Evaluating Automatically Generated Hypertext Versions of Scholarly Articles

Sidebar: About IR Methods

James Blustein

Department of Computer Science
University of Western Ontario
London, Ontario, N6A 5B7
Canada
E-mail: jamie@csd.uwo.ca or jamie@acm.org

Information retrieval (IR) systems are used to select relevant documents from document collections in response to users' requests. A user's request is called a query in IR. The systems determine which documents are relevant by comparing compact representations of documents and queries. Documents whose representations are most similar to a given query are retrieved. The representations are made to store only the essential information in the documents and queries.

Terms and Weights

Significant words in a document are called terms. In both IR systems I use the representation of documents is by a term vector. Term vectors consists of numerical weights of terms in the document collection. The more significant the term is the greater the weight that term will have. The significance of a term is determined by the part it plays in the collection and individual documents. The term vector for a particular document may include entries for terms that are not present in that document because those terms occur elsewhere in the document collection.

Cornell's SMART System

SMART is a major IR system with a long history. In SMART if a term does not appear in a document then it has a weight of zero. Typically, before term vectors are created much pre-processing is done: common words are removed from the collection, words are replaced by their morphological stems, before terms are automatically selected.

Bellcore's LSI

The LSI approach differs significantly from SMART. LSI approach attempts to determines the relationship between terms through more than simple co-occurrence. Furthermore the only pre-processing LSI requires is the removal of common words from the collection before indexing.

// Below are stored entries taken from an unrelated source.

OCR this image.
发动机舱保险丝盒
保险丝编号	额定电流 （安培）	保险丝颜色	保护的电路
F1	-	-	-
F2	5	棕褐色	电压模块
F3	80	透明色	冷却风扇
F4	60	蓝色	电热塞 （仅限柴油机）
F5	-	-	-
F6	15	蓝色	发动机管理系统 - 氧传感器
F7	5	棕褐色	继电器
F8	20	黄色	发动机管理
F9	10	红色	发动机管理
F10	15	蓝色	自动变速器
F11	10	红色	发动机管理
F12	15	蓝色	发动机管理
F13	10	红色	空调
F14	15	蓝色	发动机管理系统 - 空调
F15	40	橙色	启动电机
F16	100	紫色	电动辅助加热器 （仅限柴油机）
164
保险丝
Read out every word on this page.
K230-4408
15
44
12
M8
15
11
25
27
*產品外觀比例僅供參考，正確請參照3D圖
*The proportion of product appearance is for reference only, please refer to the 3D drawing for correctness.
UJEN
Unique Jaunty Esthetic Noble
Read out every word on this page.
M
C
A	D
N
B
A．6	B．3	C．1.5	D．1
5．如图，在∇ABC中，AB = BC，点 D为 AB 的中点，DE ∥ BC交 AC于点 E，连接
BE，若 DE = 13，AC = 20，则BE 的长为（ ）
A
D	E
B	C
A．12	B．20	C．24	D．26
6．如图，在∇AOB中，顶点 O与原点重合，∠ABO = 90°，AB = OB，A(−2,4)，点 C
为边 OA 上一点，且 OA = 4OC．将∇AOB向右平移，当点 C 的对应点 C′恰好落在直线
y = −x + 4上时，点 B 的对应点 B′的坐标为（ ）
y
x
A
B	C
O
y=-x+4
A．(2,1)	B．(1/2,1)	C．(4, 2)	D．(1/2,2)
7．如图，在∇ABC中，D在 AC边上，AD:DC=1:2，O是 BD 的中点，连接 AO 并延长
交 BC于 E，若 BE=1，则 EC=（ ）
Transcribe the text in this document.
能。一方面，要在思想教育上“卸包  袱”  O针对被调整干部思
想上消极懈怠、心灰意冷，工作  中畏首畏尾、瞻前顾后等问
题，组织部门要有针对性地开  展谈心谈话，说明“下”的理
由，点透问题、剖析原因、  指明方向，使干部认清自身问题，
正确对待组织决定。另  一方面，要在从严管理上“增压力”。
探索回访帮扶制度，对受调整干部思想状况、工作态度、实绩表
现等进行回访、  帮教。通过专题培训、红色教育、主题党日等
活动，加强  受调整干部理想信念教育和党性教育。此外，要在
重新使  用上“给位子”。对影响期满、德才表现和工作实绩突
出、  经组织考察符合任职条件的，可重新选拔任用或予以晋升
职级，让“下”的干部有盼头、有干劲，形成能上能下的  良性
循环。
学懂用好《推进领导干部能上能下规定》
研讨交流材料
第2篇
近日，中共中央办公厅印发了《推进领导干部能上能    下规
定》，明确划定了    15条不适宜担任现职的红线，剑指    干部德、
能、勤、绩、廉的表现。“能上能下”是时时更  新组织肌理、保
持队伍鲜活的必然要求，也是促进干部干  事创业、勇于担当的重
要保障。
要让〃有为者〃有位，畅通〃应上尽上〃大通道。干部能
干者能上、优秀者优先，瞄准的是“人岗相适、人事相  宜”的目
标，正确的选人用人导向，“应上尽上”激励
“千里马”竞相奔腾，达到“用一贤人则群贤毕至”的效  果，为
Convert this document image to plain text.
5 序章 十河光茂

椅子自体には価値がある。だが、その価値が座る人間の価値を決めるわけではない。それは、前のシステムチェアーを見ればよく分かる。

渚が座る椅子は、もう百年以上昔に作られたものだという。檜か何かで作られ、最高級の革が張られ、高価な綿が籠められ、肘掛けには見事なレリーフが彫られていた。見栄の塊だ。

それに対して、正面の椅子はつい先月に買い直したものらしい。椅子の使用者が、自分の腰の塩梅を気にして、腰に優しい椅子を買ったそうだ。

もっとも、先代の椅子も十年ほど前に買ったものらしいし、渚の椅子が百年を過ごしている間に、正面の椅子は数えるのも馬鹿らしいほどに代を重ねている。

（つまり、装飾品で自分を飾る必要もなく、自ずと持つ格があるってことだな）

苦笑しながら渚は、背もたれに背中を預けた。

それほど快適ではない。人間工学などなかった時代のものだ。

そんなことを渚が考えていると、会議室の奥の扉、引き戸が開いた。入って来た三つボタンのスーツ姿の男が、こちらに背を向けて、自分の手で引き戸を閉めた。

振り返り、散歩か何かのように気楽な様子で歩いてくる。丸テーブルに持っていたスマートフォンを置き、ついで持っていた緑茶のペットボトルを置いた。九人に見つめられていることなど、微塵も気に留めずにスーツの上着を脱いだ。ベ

LSI represents a document collection with a factor-based model that represents the most important factors in the collection. This model represents each document as a k-element vector where k is the number of factors found in the document collection. The model can be represented geometrically in k-space by k orthogonal dimensions. Words used in the same documents are assumed to be related to each other by the topic of the documents. Such terms are placed close to each other in a representational model. Position in the k-space serves as a kind of indexing, i.e. the closer two items are in the space the more related they are.

Making Semantic Links

My documents consist of sections, paragraphs, sentences, and word groups within scholarly articles. Word groups are consecutive words in sentences that are potentially more indicative of meaning than their individual component words. I automatically identify these groups using Li's method [Li93].

Abstract/Conclusion links

Links are made from summary sections, such as the abstract and conclusion, to the part of the text that they summarize. I assume that single sentences in those sections summarize whole paragraphs and sections in other parts of the document. Although that assumption is not always correct [DRM89] I must make it if there are to be reasonable links from the abstract. I further assume that the first two sentences of any paragraph provide a good indication of the purpose of the paragraph. My view is somewhat supported by evidence of some people studying English rhetorical structures [Coe88a] and by linguistic theorists [Kie80.] With these assumptions I believe it sound to make links from abstract to paragraphs based on the similarity of vocabulary between the abstract and the first two sentences of the paragraph.

Scattered Discussion Links

I am using methods developed at Cornell to link passages that discuss the same topics but are separated in the text [SA93,All95]. In simplified form the method is to compare word groups and sentences to progressively smaller text units (sections, subsections, paragraphs, and sentences) to find similar passages for linking. Links are only made to passages with a vocabulary match in at least one subunit, e.g. a sentence would be a subunit of a paragraph. Links are made to the smallest matching unit.

I use other rules to avoid confusing readers with too many links: I allow only one link to a passage from within any paragraph. I do not allow links to adjacent paragraphs unless they are in different sections. I may find that I must limit the number of links per paragraph as well.